Effect of structural parameters of active pre-chamber on ammonia/hydrogen premixed combustion process: A numerical investigation

The development of zero-carbon fuels is of great significance for reducing carbon emissions. Using an ammonia/hydrogen mixture as fuel, the combustion in engine through an active pre-chamber has a good effect on reducing carbon emissions. Moreover, the utilization of active pre-chamber is able to achieve rapid combustion speed, therefore leading to higher overall thermal efficiency. In order to realize an optimized combustion process, it is essential to investigate effects of the structural parameters of active pre-chamber on combustion process. Therefore, in this paper, an active pre-chamber combustion model was established based on a mass-produced gasoline engine, the mixture of ammonia and hydrogen was used as fuel, 8 different pre-chamber structure schemes were proposed, variations such as the angle and number of nozzle holes and the volume ratio of the pre-chamber to engine clearance volume were considered to investigate their influences. The results indicate that scheme 8, with a 60 degrees nozzle angle, 6 holes, 1.6 mm aperture and 3.6 % volume ratio, is the optimal pre-chamber structure proposed in this study.

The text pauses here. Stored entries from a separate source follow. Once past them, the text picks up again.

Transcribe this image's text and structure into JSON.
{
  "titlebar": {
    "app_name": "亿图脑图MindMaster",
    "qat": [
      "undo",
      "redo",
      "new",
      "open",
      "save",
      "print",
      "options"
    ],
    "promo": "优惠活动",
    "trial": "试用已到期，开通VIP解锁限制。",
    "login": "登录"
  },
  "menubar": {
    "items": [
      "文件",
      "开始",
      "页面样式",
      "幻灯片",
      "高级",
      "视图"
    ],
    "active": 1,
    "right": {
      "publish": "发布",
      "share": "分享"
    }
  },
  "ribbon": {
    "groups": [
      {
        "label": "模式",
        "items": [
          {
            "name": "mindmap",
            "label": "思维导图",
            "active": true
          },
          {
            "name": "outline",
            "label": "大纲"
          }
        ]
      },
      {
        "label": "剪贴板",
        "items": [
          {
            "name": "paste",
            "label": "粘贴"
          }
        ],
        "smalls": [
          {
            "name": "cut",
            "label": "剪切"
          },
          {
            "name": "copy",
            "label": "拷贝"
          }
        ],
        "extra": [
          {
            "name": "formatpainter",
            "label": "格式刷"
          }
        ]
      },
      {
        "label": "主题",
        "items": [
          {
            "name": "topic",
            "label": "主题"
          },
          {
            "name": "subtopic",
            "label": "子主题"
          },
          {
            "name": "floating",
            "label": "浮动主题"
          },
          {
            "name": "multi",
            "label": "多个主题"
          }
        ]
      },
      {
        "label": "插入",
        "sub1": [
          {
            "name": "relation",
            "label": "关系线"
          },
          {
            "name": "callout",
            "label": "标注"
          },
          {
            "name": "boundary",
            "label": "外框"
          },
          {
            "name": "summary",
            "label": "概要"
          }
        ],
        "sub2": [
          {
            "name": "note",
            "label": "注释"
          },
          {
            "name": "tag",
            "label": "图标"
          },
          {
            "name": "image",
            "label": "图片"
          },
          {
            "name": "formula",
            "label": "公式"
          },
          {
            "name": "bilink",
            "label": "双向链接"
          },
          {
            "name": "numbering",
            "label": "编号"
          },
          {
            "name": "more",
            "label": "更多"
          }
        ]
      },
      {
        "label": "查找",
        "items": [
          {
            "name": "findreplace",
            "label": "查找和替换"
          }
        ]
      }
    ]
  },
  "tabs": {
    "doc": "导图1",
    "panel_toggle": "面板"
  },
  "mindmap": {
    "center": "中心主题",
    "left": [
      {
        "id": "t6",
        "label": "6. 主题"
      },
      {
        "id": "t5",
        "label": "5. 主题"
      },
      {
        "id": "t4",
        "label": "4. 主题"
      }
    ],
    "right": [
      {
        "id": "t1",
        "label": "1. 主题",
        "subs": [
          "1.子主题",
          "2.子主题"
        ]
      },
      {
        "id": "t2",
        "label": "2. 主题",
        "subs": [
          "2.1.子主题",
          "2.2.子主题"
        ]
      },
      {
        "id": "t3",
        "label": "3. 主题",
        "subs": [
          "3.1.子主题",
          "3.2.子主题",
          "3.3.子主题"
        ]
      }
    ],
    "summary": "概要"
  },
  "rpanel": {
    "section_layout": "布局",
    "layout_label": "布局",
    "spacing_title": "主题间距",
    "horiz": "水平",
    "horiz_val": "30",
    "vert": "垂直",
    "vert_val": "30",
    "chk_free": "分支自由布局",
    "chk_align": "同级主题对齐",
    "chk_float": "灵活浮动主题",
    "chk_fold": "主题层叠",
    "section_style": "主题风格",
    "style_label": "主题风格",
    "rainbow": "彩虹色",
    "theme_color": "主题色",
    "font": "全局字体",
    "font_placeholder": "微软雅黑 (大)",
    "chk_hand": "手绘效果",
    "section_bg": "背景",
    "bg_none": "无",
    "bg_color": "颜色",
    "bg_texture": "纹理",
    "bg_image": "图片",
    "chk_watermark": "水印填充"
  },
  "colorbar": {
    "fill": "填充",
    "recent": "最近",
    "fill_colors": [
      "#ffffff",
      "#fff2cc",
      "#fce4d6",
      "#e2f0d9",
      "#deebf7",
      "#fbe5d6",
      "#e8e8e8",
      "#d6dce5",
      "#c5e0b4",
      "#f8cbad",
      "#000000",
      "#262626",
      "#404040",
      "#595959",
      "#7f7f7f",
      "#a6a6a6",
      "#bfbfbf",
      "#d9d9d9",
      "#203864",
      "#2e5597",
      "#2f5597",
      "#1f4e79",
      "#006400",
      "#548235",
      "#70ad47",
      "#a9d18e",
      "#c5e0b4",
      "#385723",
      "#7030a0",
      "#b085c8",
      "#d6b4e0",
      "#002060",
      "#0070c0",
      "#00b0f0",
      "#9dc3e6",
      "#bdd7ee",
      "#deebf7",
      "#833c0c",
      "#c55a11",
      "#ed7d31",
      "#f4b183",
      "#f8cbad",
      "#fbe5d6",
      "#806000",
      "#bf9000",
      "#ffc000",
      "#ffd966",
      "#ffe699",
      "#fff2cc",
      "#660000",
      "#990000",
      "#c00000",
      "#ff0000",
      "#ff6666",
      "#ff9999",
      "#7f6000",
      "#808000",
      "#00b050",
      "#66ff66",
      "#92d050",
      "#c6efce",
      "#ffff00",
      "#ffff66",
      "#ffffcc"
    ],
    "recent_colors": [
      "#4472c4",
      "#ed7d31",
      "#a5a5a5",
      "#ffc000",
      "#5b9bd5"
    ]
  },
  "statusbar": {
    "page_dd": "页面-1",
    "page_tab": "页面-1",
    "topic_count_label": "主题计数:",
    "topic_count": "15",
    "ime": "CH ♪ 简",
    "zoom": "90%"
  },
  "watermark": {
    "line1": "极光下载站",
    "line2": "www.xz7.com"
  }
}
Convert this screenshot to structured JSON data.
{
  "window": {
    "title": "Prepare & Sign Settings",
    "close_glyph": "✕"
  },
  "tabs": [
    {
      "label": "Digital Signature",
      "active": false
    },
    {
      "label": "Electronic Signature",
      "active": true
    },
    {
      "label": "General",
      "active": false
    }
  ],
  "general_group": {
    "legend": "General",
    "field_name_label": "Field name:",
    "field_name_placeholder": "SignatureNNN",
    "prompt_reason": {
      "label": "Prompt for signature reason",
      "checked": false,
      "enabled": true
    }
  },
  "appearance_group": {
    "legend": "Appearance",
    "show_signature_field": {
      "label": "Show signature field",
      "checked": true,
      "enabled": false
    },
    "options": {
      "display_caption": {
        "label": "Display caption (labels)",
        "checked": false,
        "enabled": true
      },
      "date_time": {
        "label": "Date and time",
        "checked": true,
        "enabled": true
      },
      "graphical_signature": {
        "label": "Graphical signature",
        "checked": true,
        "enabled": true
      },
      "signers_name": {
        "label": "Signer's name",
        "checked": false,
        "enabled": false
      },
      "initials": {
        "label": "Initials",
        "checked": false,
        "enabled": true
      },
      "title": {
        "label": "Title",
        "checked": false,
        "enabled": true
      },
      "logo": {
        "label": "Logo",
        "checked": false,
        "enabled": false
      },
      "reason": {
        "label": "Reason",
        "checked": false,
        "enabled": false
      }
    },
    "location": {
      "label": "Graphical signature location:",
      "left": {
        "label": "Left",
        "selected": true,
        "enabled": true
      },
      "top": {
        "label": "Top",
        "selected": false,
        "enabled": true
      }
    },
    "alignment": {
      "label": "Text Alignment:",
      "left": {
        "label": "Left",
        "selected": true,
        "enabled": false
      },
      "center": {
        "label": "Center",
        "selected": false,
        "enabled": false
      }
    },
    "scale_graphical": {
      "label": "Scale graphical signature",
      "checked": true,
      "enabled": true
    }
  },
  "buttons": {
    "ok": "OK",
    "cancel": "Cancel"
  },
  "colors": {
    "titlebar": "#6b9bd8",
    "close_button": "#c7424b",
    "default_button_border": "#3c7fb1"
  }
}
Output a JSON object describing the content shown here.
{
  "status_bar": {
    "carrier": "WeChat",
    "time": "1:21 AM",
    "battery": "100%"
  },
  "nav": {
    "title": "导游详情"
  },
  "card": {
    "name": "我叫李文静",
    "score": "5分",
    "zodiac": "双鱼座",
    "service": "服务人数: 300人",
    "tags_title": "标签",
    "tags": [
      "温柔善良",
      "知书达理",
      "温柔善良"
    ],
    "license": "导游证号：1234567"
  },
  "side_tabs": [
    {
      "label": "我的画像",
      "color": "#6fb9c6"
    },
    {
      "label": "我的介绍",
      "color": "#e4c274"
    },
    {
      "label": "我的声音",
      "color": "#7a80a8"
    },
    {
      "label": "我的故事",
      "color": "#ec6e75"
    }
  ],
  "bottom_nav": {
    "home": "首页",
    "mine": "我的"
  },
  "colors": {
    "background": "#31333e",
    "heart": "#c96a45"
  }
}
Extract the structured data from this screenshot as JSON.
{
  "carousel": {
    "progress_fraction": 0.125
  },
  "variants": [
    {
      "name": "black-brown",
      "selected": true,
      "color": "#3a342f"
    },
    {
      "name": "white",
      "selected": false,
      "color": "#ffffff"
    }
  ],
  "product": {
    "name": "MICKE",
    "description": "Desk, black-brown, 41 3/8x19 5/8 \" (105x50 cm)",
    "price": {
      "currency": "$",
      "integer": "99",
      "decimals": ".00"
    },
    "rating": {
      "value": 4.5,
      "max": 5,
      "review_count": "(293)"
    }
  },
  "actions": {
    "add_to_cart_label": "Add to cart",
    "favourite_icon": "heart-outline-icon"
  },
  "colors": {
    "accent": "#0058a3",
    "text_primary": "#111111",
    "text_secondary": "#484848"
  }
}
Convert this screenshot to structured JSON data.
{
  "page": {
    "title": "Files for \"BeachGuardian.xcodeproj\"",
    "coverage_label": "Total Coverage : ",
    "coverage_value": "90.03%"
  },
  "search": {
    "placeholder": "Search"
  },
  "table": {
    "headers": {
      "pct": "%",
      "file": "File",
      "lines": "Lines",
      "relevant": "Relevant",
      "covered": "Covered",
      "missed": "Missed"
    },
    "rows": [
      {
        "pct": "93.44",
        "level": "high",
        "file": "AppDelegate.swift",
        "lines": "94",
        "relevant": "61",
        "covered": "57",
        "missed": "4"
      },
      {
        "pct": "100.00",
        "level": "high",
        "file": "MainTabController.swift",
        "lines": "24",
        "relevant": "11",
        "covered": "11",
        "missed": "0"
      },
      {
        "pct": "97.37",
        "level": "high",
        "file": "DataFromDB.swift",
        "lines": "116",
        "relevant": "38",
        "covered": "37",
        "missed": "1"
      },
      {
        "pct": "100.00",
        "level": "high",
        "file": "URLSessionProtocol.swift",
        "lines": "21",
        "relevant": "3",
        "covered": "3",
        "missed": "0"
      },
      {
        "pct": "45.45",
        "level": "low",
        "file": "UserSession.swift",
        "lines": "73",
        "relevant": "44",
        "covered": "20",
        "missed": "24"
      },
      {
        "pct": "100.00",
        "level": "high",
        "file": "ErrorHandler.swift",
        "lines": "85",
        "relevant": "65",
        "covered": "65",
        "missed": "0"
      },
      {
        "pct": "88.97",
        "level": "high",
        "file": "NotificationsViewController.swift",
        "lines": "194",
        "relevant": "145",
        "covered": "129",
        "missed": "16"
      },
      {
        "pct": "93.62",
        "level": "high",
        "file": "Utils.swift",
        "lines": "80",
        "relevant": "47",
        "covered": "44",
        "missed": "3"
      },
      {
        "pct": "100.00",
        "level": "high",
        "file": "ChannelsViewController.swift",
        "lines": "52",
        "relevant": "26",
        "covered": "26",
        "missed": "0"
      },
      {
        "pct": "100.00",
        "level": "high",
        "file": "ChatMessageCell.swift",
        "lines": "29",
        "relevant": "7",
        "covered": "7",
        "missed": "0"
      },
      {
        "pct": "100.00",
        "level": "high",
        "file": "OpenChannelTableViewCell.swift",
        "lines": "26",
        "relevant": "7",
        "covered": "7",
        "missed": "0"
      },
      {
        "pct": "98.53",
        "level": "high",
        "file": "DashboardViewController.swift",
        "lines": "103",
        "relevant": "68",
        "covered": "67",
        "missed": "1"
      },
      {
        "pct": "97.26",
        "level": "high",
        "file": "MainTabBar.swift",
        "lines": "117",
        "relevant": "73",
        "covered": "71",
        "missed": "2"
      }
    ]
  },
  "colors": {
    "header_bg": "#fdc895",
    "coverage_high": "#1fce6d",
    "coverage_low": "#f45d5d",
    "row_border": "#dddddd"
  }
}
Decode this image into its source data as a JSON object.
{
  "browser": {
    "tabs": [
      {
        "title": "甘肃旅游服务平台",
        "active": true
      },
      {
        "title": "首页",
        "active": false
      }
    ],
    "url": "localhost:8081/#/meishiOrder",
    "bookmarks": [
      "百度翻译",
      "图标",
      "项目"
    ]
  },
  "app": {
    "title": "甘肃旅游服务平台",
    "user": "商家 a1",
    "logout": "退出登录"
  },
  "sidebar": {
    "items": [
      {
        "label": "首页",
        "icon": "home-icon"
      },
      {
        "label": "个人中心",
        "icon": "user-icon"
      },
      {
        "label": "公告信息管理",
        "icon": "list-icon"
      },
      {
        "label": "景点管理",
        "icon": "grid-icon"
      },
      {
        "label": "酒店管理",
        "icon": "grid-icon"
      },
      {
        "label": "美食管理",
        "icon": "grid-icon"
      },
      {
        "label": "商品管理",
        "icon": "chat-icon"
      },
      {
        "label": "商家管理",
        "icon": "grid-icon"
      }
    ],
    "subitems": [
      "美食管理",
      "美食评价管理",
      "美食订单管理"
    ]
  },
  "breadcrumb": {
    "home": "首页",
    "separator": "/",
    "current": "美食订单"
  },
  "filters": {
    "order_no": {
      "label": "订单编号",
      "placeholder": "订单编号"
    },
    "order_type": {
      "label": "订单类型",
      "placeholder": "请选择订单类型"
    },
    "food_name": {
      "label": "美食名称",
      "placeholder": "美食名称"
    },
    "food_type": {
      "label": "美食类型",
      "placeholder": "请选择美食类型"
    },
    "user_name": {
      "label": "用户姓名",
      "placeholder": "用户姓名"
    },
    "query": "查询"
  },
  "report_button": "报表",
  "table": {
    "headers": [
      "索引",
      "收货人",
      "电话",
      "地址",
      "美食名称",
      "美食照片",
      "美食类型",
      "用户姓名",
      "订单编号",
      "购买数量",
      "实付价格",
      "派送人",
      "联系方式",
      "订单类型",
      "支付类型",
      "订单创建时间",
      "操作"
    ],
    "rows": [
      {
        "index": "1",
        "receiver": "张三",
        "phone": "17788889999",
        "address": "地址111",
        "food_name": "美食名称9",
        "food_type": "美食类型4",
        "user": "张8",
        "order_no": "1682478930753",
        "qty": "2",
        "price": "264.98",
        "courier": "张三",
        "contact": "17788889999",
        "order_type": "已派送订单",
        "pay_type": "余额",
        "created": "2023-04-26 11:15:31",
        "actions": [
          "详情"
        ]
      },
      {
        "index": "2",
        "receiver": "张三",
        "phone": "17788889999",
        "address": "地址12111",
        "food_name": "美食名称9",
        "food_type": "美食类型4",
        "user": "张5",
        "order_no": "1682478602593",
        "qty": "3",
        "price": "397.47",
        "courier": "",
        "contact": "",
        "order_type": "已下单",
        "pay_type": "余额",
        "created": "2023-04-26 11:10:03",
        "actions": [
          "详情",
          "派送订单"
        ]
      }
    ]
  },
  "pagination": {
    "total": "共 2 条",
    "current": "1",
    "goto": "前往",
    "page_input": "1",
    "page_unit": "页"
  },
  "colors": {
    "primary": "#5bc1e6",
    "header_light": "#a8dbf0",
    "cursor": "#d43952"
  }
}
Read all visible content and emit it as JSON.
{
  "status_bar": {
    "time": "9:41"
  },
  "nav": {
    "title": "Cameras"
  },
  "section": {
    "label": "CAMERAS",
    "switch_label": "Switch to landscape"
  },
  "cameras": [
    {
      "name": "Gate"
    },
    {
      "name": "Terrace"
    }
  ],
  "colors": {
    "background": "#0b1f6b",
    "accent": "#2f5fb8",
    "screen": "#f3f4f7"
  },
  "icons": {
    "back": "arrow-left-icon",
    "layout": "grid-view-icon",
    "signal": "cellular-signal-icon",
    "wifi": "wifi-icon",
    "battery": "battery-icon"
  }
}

Under this scheme, numerical calculations show an optimum thermal efficiency of 47.93 %. This study also revealed the interaction mechanism between structural parameters of active pre-chamber and the combustion process of ammonia/hydrogen mixture, which is significantly important for optimizing combustion processes and engine performance, and provides research references for the industrial utilization of ammonia-hydrogen combustion engines in passenger vehicles.